The dominance of the former was to prove costly. As the election night results rolled in it became painfully apparent that the data analytics that underpinned Clinton’s campaign were proven to be inaccurate, particularly in estimating the surge in blue-collar support for Trump in the rust-belt states.

But the problems for Clinton started much earlier. The book is a reminder that Hillary Clinton in fact fought two bitterly divisive campaigns, the first against her Democratic rival Bernie Sanders.

It recalls how the scandal over Clinton’s use of a private email server when she was secretary of state overshadowed the early months of her campaign and buoyed Bernie Sanders’s unlikely candidacy. In April 2015, when Clinton announced her candidacy for president, she had 69 per cent support in the Democratic Party, compared to Sanders’s 5 per cent. By September her support had fallen to 37 per cent, with Sanders’s rising to 27 per cent. The bitter recriminations over Clinton’s links with big business and dishonesty over the email issue stuck long after Sanders exited the race.

Even when Clinton finally won the Democratic race, the shouts of protest as she stood on stage accepting the nomination in Philadelphia revealed a deeply divided party.

The length and intensity of the primary campaign took its toll financially and logistically on the Clinton campaign, using up valuable resources before the election proper had even begun.

It also contained warning signs about what was to come, as Clinton lost Michigan to Sanders and just scraped by in Iowa. It was at this point that advisers, including Bill Clinton, began to worry about the campaign’s focus on cities and urban centres and reluctance to engage in on-the-ground campaigning.

Clinton’s focus on maintaining her strong support among African-American voters also led her to neglect white voters, particularly in the rust belt states.

But arguably the biggest fall-out of the brutal primary campaign against Sanders was that it blindsided the Clinton camp about the fast-approaching Trump threat.

Trump in many ways filled the role vacated by Sanders, appealing to a populist, anti-trade white vote that Clinton failed to inspire.

Criticism

In late August 2016, while Trump was out campaigning in the rust belt states,  Clinton was meeting with donors at a $100,000-plus a head event on Long Island with A-list celebrities such as Calvin Klein, Paul McCartney and Jon Bon Jovi. Clinton never visited Wisconsin during the campaign, a state she would ultimately lose.

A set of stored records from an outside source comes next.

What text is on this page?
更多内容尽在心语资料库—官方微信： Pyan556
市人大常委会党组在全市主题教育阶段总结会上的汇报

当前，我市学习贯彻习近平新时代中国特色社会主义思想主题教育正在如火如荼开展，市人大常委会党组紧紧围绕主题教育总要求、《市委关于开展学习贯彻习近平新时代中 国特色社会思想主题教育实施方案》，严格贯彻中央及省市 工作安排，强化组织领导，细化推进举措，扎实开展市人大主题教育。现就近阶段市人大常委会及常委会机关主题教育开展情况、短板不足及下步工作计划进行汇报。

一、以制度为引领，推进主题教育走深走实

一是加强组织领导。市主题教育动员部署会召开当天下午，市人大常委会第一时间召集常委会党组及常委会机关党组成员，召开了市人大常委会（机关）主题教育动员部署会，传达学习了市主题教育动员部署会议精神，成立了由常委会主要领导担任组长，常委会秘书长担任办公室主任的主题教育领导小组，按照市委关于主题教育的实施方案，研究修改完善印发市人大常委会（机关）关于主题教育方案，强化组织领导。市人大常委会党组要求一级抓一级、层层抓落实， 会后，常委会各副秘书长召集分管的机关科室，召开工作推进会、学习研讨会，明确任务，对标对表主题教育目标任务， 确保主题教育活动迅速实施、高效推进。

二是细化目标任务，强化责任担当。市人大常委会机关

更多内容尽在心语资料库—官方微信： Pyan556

Shattered paints a negative picture of Clinton and her campaign, criticising her for not taking responsibility for campaign failures and failing to accept the ramifications of her decision to give paid speeches to Goldman Sachs and her own role in the email server scandal.

Numerous officials named in the book have already disputed its contents and arguments.

But Shattered also shows that Clinton was ultimately a victim of something outside her control. One episode describes the “terrifying realisation” in campaign headquarters a month before the election when it became clear that Trump was continuing to garner support, despite the emergence of a 2005 video showing the Republican candidate bragging about what he could do to women.

Clinton’s continuing frustration that she was failing to connect with voters, despite consistently outperforming Trump in the televised debates, rings true. Ultimately, as the votes came in on November 8th, it became clear that Clinton was the wrong candidate at the wrong time.

How Democrats address that failure will be a central question for them as they look ahead to the 2020 presidential election.